Se uno non sente i brividi quando Ornella Vanoni fa irruzione nel duetto con Gino Paoli, alla seconda strofa di Ti lascio una canzone , vuol dire che ha un sasso al posto del cuore. E questa è una ovvietà. Meno ovvio è che lei, Ornella, alla fine di una lunga chiacchierata sui suoi ottant'anni, faccia un paragone di lucidità assoluta: «Ho dovuto lasciare la mia storia casa di Largo Treves a Milano. Ho pianto per un mese poi basta. Sono altre le cose su cui piangere».
Quali?
«Gli affetti. Gli abbracci. La tenerezza, la compassione, gli orrori del mondo. Gli oggetti hanno la loro importanza, ma vanno e vengono. A me piace anche la casa dove abito adesso. Le vere vittime del mio trasloco sono i tassisti, che quando passano in largo Treves non possono più dire ai passeggeri: ecco, lì abita la Vanoni».
La ragazza con i capelli rossi compie ottant'anni, con la leggerezza di qualche brontolio («Ottant'anni! Cos'è, dovrei fare i salti di gioia? É chiaro che qualche acciacco c'è!») ma con l'allegria di ripartire, di rimettersi in tournee per starci fino a marzo, la routine vagabonda dei teatri e degli alberghi, con Un filo di tacco, un filo di trucco , recital e racconto, i classici senza i quali non la lascerebbero uscire dal palco e le riflessioni, le battute, le improvvisazione. Oggi esce il cofanetto Più di me Più di te Più di tutto , e anche questo è un omaggio a se stessa e alla propria carriera impareggiabile. E dentro, nello spettacolo e nel triplo album, c'è una storia d'amore durata una vita e finita male. L'amore non per un uomo ma per una città.
Cosa c'è di Milano nel suo spettacolo?
«Ci sono io. Cioè tutto. Io sono Milano. Più di me, solo la Madonnina».
Ma a lei Milano non piace più.
«Perché, a te piace?»
Quand'è che si è rotto qualcosa? C'è un momento, una data precisa?
«Certo che c'è. Mani Pulite, il 1992. Venivamo dagli anni Ottanta che io ho vissuto e mi ricordo come anni bellissimi, allegri, pieni di cose che succedevano. Invece all'improvviso ci hanno detto che era tutto falso, che dietro quel benessere c'era solo il crimine.
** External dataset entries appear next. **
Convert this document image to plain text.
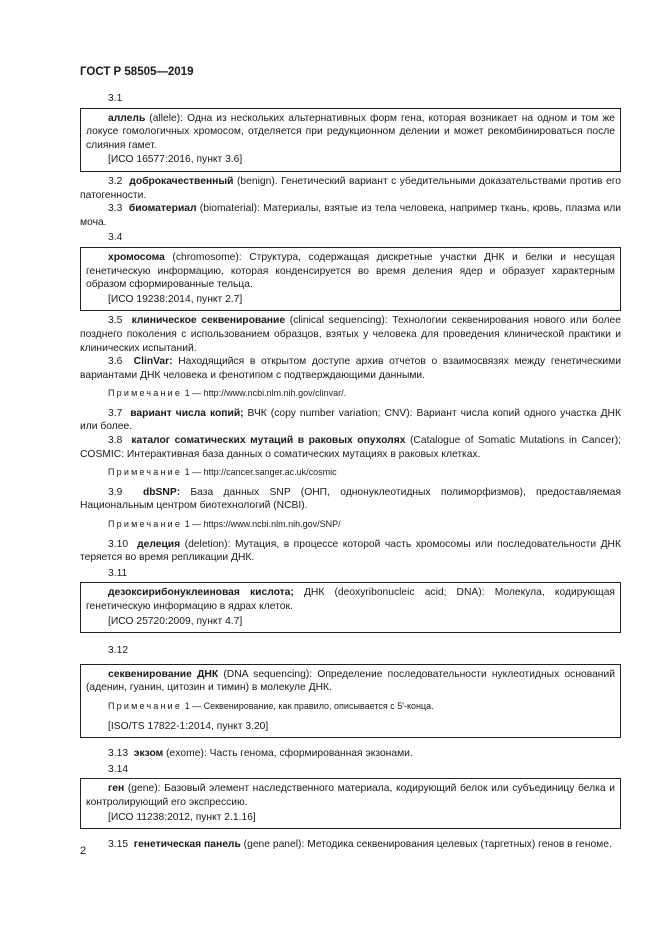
ГОСТ Р 58505—2019
3.1

аллель (allele): Одна из нескольких альтернативных форм гена, которая возникает на одном и том же локусе гомологичных хромосом, отделяется при редукционном делении и может рекомбинироваться после слияния гамет.

[ИСО 16577:2016, пункт 3.6]

3.2 доброкачественный (benign). Генетический вариант с убедительными доказательствами против его патогенности.

3.3 биоматериал (biomaterial): Материалы, взятые из тела человека, например ткань, кровь, плазма или моча.

3.4

хромосома (chromosome): Структура, содержащая дискретные участки ДНК и белки и несущая генетическую информацию, которая конденсируется во время деления ядер и образует характерным образом сформированные тельца.

[ИСО 19238:2014, пункт 2.7]

3.5 клиническое секвенирование (clinical sequencing): Технологии секвенирования нового или более позднего поколения с использованием образцов, взятых у человека для проведения клинической практики и клинических испытаний.

3.6 ClinVar: Находящийся в открытом доступе архив отчетов о взаимосвязях между генетическими вариантами ДНК человека и фенотипом с подтверждающими данными.

Примечание 1 — http://www.ncbi.nlm.nih.gov/clinvar/.

3.7 вариант числа копий; ВЧК (copy number variation; CNV): Вариант числа копий одного участка ДНК или более.

3.8 каталог соматических мутаций в раковых опухолях (Catalogue of Somatic Mutations in Cancer); COSMIC: Интерактивная база данных о соматических мутациях в раковых клетках.

Примечание 1 — http://cancer.sanger.ac.uk/cosmic

3.9 dbSNP: База данных SNP (ОНП, однонуклеотидных полиморфизмов), предоставляемая Национальным центром биотехнологий (NCBI).

Примечание 1 — https://www.ncbi.nlm.nih.gov/SNP/

3.10 делеция (deletion): Мутация, в процессе которой часть хромосомы или последовательности ДНК теряется во время репликации ДНК.

3.11

дезоксирибонуклеиновая кислота; ДНК (deoxyribonucleic acid; DNA): Молекула, кодирующая генетическую информацию в ядрах клеток.

[ИСО 25720:2009, пункт 4.7]
3.12

секвенирование ДНК (DNA sequencing): Определение последовательности нуклеотидных оснований (аденин, гуанин, цитозин и тимин) в молекуле ДНК.

Примечание 1 — Секвенирование, как правило, описывается с 5'-конца.

[ISO/TS 17822-1:2014, пункт 3.20]

3.13 экзом (exome): Часть генома, сформированная экзонами.

3.14

ген (gene): Базовый элемент наследственного материала, кодирующий белок или субъединицу белка и контролирующий его экспрессию.

[ИСО 11238:2012, пункт 2.1.16]

3.15 генетическая панель (gene panel): Методика секвенирования целевых (таргетных) генов в геноме.

2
Milano è andata in depressione, perché non solo le persone si deprimono. E non si è più ripresa. La mia amica Mariangela Melato, che è morta troppo presto, in uno spettacolo disse dopo la Milano da bere abbiamo la Milano da vomitare».
Parole forti.
«Aveva ragione».
Forse non è solo Milano a passarsela male.
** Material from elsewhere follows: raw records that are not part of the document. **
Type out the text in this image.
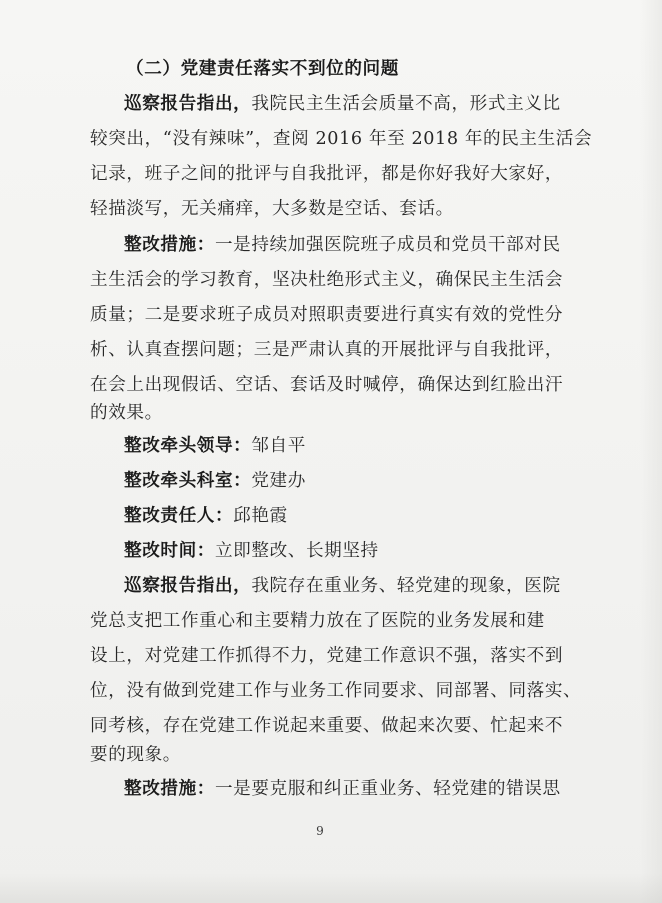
（二）党建责任落实不到位的问题
巡察报告指出，我院民主生活会质量不高，形式主义比
较突出，“没有辣味”，查阅 2016 年至 2018 年的民主生活会
记录，班子之间的批评与自我批评，都是你好我好大家好，
轻描淡写，无关痛痒，大多数是空话、套话。
整改措施：一是持续加强医院班子成员和党员干部对民
主生活会的学习教育，坚决杜绝形式主义，确保民主生活会
质量；二是要求班子成员对照职责要进行真实有效的党性分
析、认真查摆问题；三是严肃认真的开展批评与自我批评，
在会上出现假话、空话、套话及时喊停，确保达到红脸出汗
的效果。
整改牵头领导：邹自平
整改牵头科室：党建办
整改责任人：邱艳霞
整改时间：立即整改、长期坚持
巡察报告指出，我院存在重业务、轻党建的现象，医院
党总支把工作重心和主要精力放在了医院的业务发展和建
设上，对党建工作抓得不力，党建工作意识不强，落实不到
位，没有做到党建工作与业务工作同要求、同部署、同落实、
同考核，存在党建工作说起来重要、做起来次要、忙起来不
要的现象。
整改措施：一是要克服和纠正重业务、轻党建的错误思
9
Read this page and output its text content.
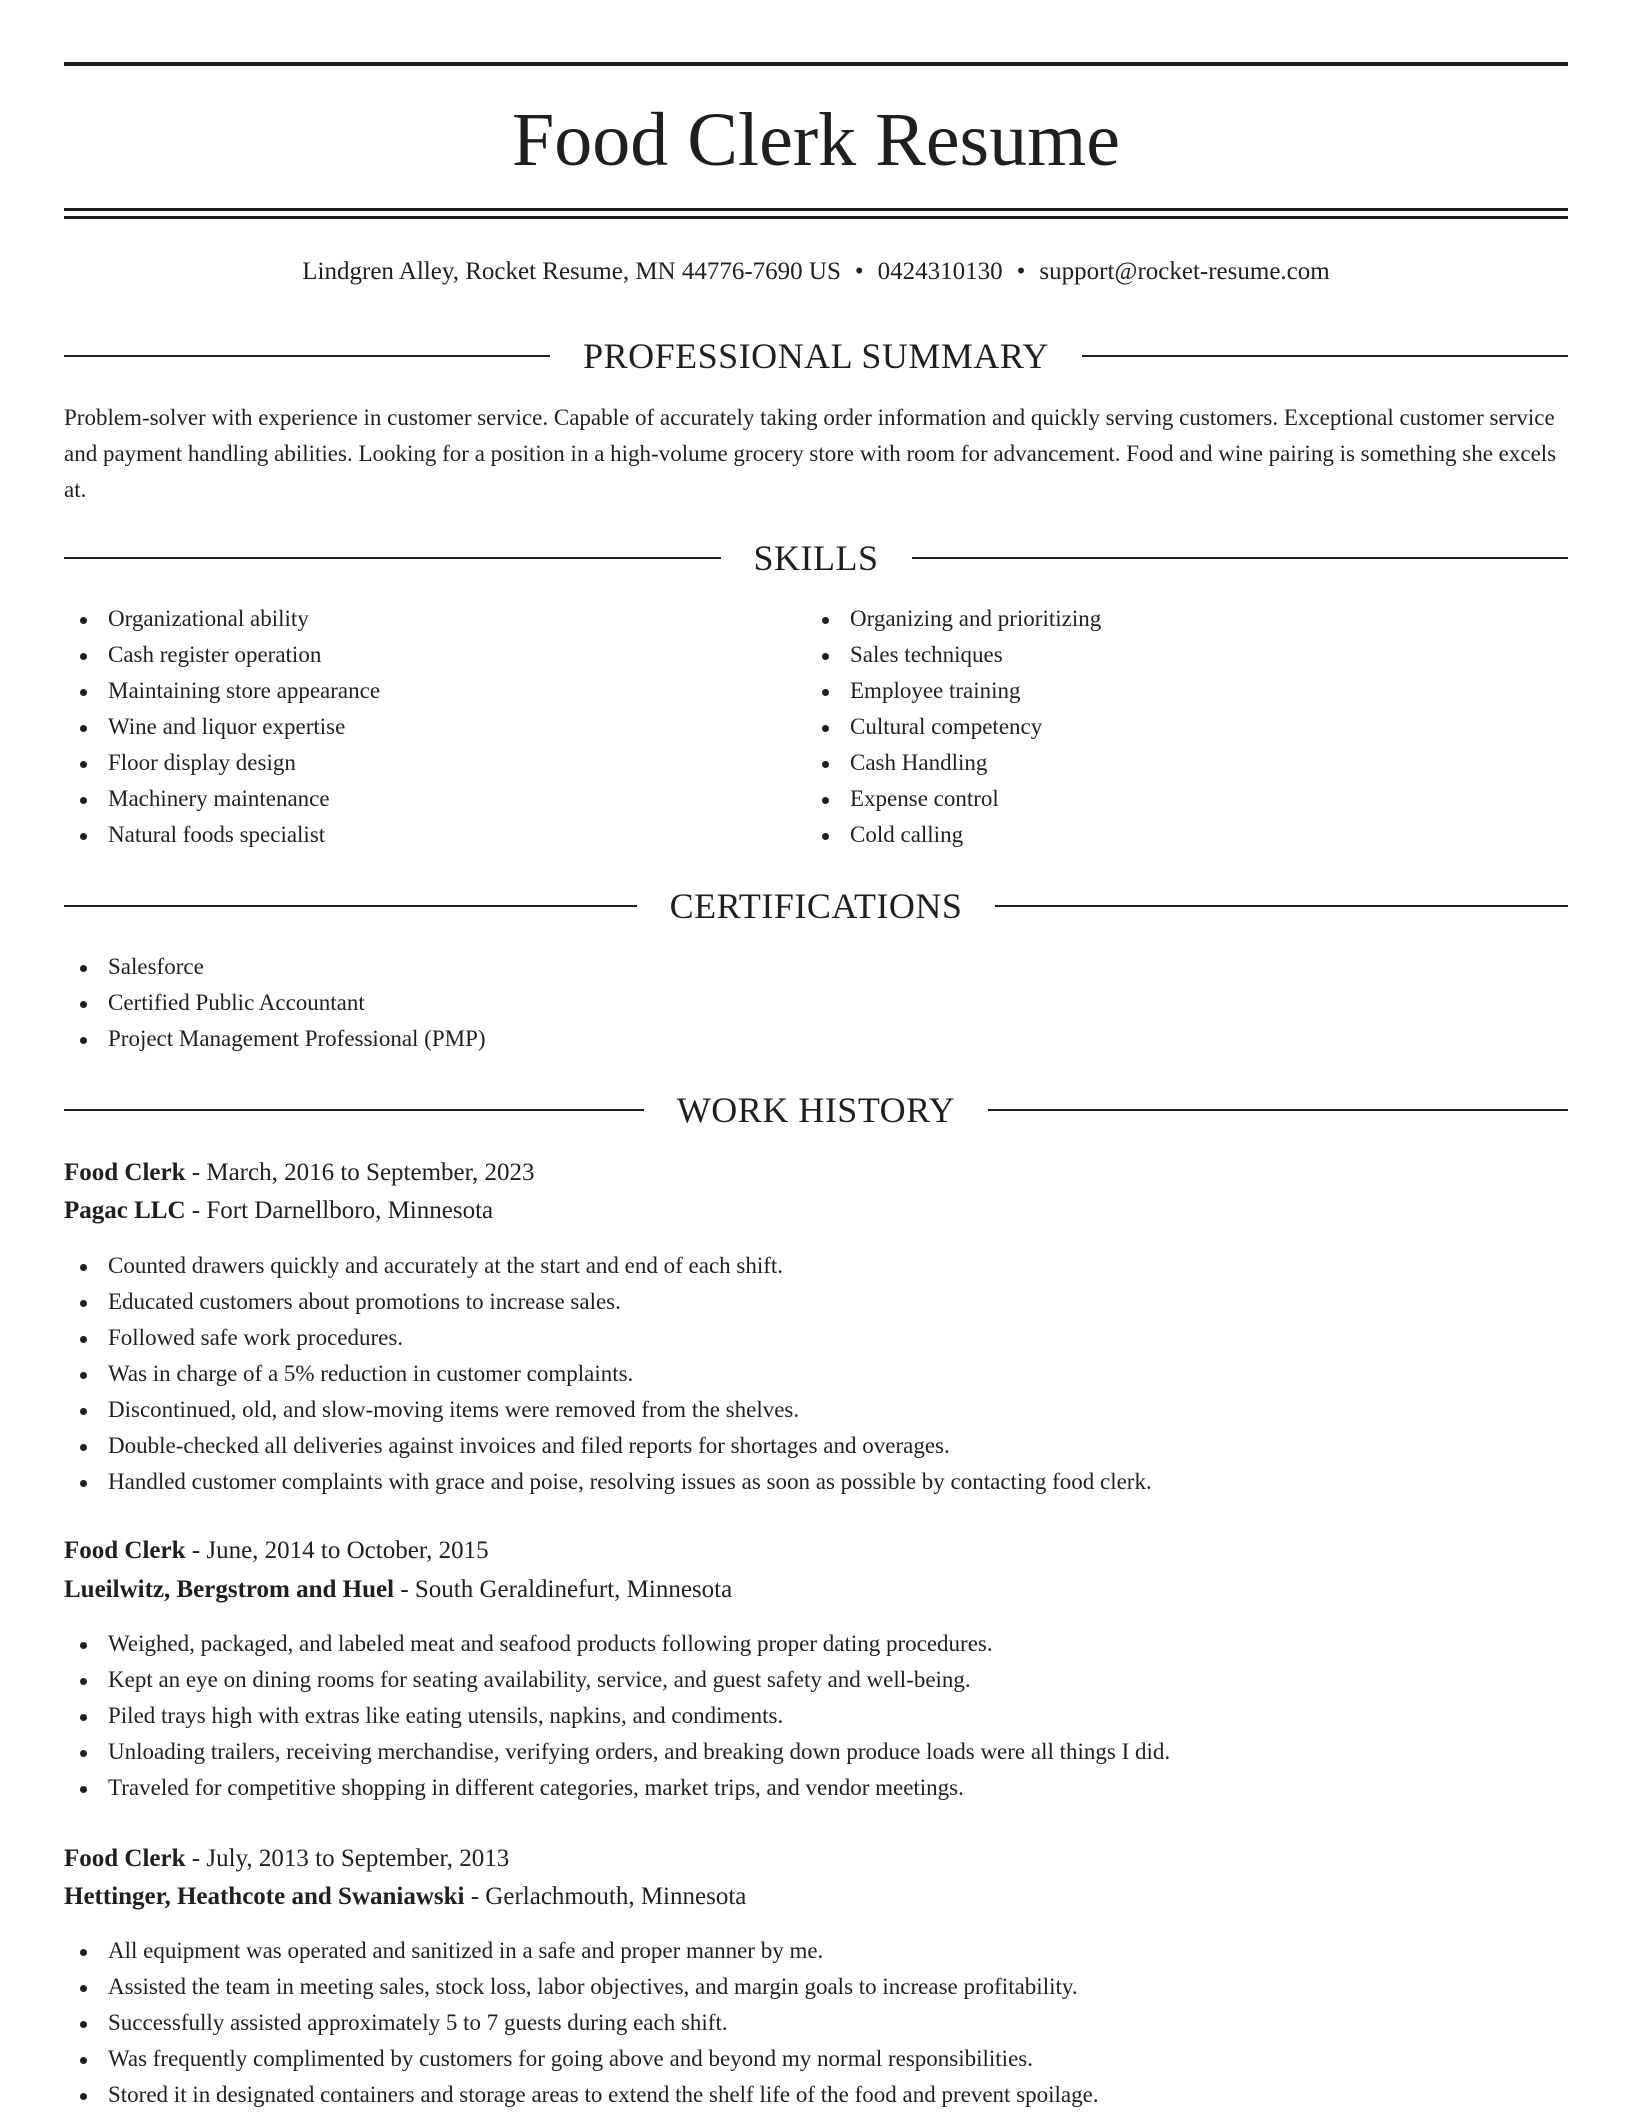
Food Clerk Resume
Lindgren Alley, Rocket Resume, MN 44776-7690 US • 0424310130 • support@rocket-resume.com
PROFESSIONAL SUMMARY
Problem-solver with experience in customer service. Capable of accurately taking order information and quickly serving customers. Exceptional customer service and payment handling abilities. Looking for a position in a high-volume grocery store with room for advancement. Food and wine pairing is something she excels at.
SKILLS
Organizational ability
Cash register operation
Maintaining store appearance
Wine and liquor expertise
Floor display design
Machinery maintenance
Natural foods specialist
Organizing and prioritizing
Sales techniques
Employee training
Cultural competency
Cash Handling
Expense control
Cold calling
CERTIFICATIONS
Salesforce
Certified Public Accountant
Project Management Professional (PMP)
WORK HISTORY
Food Clerk - March, 2016 to September, 2023
Pagac LLC - Fort Darnellboro, Minnesota
Counted drawers quickly and accurately at the start and end of each shift.
Educated customers about promotions to increase sales.
Followed safe work procedures.
Was in charge of a 5% reduction in customer complaints.
Discontinued, old, and slow-moving items were removed from the shelves.
Double-checked all deliveries against invoices and filed reports for shortages and overages.
Handled customer complaints with grace and poise, resolving issues as soon as possible by contacting food clerk.
Food Clerk - June, 2014 to October, 2015
Lueilwitz, Bergstrom and Huel - South Geraldinefurt, Minnesota
Weighed, packaged, and labeled meat and seafood products following proper dating procedures.
Kept an eye on dining rooms for seating availability, service, and guest safety and well-being.
Piled trays high with extras like eating utensils, napkins, and condiments.
Unloading trailers, receiving merchandise, verifying orders, and breaking down produce loads were all things I did.
Traveled for competitive shopping in different categories, market trips, and vendor meetings.
Food Clerk - July, 2013 to September, 2013
Hettinger, Heathcote and Swaniawski - Gerlachmouth, Minnesota
All equipment was operated and sanitized in a safe and proper manner by me.
Assisted the team in meeting sales, stock loss, labor objectives, and margin goals to increase profitability.
Successfully assisted approximately 5 to 7 guests during each shift.
Was frequently complimented by customers for going above and beyond my normal responsibilities.
Stored it in designated containers and storage areas to extend the shelf life of the food and prevent spoilage.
«Certo, c'è un'Italia piena di guai, dove a Venezia si fannno entrare navi colossali solo per arricchire i commerci, dove Pompei cade a pezzi, e potremmo andare avanti. Ma io penso a Milano. Vedi, Milano è una piccola città, fatta di piccoli spazi. A Roma sei in taxi, bloccato in un traffico infernale, poi all'improvviso curvi e ti trovi nello splendore di Villa Borghese, e ti si apre il cuore. Ma a Milano non c'è una piazza del Popolo. Ha una piazza San Babila dove ormai non si vede neanche più la facciata della chiesa, prima ci hanno fatto il laghetto con la terrazza, poi quel bunker nero per vendere le felpe...».
Non c'è speranza?
«Perché dovrei avere speranza, a cosa dovrei attaccarmi? Vedo i giovani disperati, la gente in coda sotto la statua di San Francesco per mangiare, e non ci sono solo gli stranieri».
Tutto negativo?
«Certo, poi ci sono questi nuovi grattacieli, bellissimi, ma chi andrà ad abitarci? Sono mezzi vuoti. Un mio amico è andato a informarsi per un appartamento, gli hanno chiesto una cifra tale che lui ha lasciato stare.
Lo hanno inseguito, alla fine si sono accontentati della metà pur di vendere. La speranza è importante, ma di speranza si può anche morire ».Eppure, se a ottant'anni la Vanoni è ancora qui, a Milano un po' di speranza c'è.